# Ultra tower advice



## bearr48 (Jan 26, 2014)

I am about to receive a pair of the Ultra towers. Having read the "Official $2,500..." speaker comparison, I am thinking that I should perhaps aim them slightly off-axis. Is this a bad idea? My system is in a poor, non-dedicated room, and my receiver has Audyssey MultEq XT32.

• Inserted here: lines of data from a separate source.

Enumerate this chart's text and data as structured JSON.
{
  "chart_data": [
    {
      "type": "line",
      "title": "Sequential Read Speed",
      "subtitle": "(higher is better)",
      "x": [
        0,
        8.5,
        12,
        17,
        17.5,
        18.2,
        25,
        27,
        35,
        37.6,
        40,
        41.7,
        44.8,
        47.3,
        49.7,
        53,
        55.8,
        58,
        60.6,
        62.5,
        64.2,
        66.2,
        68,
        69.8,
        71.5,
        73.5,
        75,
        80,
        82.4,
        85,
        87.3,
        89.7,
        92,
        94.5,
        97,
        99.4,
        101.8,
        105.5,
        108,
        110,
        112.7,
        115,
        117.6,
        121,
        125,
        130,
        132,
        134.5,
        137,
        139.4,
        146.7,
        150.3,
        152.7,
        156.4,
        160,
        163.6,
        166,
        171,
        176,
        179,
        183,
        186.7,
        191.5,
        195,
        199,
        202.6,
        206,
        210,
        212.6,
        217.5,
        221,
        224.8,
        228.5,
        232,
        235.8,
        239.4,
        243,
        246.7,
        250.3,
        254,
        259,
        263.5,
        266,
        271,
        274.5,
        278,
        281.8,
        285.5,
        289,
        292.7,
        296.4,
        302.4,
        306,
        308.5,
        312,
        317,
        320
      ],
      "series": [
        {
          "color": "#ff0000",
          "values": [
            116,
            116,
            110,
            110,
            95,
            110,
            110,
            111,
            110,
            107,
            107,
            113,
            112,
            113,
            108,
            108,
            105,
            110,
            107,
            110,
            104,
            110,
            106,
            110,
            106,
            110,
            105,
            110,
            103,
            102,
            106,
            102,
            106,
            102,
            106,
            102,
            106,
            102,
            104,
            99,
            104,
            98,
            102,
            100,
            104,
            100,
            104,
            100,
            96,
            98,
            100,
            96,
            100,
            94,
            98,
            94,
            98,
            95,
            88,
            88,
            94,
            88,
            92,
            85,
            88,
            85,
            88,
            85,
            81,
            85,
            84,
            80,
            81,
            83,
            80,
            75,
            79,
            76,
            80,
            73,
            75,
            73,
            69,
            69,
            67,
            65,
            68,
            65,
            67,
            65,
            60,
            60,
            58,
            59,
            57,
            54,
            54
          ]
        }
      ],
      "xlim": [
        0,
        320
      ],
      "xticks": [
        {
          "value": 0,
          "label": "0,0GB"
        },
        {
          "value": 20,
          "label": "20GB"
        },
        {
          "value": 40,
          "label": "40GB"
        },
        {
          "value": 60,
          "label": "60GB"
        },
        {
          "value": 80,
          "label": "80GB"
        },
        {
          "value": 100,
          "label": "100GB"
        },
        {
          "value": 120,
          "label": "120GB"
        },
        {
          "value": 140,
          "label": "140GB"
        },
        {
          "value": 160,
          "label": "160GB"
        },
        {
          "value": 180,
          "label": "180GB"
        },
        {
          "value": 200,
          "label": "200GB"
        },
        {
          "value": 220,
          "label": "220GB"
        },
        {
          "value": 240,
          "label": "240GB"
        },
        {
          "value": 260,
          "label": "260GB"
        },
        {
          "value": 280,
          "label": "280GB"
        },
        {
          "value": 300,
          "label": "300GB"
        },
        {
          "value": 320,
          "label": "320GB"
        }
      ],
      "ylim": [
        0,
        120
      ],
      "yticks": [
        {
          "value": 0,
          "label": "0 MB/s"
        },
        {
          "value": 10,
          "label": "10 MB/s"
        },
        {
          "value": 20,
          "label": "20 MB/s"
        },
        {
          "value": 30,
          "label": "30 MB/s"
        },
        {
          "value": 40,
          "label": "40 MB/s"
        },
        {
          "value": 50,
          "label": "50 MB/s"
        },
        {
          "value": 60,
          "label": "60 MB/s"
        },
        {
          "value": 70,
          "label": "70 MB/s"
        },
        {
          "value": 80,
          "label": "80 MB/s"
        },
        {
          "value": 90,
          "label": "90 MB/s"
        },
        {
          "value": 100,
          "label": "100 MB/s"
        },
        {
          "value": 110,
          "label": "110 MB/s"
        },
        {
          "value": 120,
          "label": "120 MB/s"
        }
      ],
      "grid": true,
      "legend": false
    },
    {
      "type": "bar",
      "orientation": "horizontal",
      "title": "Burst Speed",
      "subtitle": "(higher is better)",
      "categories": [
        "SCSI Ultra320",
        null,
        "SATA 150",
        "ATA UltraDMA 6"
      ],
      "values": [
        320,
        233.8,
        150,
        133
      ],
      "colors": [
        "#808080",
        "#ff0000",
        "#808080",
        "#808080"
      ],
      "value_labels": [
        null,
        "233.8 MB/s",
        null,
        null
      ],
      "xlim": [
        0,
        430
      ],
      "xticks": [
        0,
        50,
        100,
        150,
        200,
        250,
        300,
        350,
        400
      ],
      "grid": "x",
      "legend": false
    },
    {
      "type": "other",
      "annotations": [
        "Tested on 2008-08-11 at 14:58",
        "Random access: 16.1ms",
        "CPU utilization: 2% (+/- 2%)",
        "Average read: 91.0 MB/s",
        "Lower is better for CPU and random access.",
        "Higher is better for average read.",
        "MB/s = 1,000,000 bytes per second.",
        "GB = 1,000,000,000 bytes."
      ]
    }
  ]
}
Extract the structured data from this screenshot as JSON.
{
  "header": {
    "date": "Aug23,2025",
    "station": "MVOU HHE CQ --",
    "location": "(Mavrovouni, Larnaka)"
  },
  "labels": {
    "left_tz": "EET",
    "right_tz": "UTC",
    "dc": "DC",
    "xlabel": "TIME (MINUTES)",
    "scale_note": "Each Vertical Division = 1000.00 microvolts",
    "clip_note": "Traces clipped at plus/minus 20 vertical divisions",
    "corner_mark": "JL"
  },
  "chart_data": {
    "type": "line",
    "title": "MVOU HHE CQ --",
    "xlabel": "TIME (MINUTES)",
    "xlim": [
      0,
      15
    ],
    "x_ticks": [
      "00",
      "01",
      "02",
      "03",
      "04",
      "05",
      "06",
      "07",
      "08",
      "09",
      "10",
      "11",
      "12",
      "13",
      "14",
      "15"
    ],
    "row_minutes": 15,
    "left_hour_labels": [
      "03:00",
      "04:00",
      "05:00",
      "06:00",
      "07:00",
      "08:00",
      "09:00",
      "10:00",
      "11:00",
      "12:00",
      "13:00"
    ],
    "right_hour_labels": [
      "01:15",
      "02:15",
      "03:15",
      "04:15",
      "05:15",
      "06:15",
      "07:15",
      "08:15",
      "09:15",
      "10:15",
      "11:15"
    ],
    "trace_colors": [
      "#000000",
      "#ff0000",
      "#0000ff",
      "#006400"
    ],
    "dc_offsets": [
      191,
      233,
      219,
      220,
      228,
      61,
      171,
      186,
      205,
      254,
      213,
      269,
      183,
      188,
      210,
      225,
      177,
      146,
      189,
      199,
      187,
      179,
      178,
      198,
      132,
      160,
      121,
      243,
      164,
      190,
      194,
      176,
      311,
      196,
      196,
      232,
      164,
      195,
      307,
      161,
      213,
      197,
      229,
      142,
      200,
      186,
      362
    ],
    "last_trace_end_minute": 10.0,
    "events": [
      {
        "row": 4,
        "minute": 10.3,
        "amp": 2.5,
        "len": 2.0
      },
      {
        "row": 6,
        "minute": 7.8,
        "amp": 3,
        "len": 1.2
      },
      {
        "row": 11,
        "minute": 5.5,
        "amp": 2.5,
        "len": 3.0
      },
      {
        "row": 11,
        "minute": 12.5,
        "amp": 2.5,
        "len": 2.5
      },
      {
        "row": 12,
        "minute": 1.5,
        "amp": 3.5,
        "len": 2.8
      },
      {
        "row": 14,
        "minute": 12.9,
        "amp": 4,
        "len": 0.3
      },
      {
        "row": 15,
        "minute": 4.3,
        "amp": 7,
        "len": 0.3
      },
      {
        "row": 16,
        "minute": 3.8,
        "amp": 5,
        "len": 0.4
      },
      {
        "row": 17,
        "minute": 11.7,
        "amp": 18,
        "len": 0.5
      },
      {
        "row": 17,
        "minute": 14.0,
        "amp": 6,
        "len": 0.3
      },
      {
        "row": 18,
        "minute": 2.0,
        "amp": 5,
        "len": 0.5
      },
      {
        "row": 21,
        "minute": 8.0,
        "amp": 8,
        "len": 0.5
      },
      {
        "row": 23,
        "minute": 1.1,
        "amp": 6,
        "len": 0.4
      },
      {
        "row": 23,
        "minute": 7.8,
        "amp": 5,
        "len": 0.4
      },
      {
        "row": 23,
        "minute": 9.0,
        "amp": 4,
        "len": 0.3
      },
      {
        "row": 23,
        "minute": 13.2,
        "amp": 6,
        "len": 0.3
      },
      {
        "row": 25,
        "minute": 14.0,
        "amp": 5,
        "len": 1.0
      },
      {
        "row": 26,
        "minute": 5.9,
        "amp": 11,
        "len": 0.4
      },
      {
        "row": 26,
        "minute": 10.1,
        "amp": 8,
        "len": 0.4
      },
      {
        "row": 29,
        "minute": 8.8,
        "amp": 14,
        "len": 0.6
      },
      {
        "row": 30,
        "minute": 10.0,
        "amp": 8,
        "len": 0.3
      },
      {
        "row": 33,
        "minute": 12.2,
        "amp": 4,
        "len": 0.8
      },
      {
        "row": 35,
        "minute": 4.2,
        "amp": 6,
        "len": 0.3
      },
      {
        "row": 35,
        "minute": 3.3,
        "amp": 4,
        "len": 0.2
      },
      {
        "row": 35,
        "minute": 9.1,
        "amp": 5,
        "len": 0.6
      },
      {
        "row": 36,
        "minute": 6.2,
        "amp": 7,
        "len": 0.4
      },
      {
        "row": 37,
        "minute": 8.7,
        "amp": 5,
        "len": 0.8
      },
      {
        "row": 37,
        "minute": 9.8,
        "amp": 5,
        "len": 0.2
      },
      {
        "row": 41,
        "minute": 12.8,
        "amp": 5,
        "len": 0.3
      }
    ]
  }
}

If slightly off-axis is a good (or even acceptable) idea, it would carry a second advantage: They could be placed equally off-axis to both the main listening position on left end of couch, and also to a secondary listening position on a recliner. Advice? Thanks. Jack


----------



## Lumen (May 17, 2014)

Welcome, bearr48! 
One result of listening off-axis is a change in high frequency content. Upper frequencies tend to "beam" like a flashlight. The effect is more pronounced with some speaker designs than others. Another result of adjusting off-axis listening angle (more commonly referred to as "toe-in") is a change in image focus and soundstage size/shape. As the speakers are aimed more at the LP, instruments come more into focus and and take up residence at very specific points in the soundstage. As speakers are separated and angled away from the LP, the width and depth (spread) of the instruments changes. Wayne Myers posted an excellent guide on the topic of soundstage and imaging (SS&I) here.


----------



## bearr48 (Jan 26, 2014)

Thanks so much for your reply and for the article you recommended. Greatly appreciated!
Jack


----------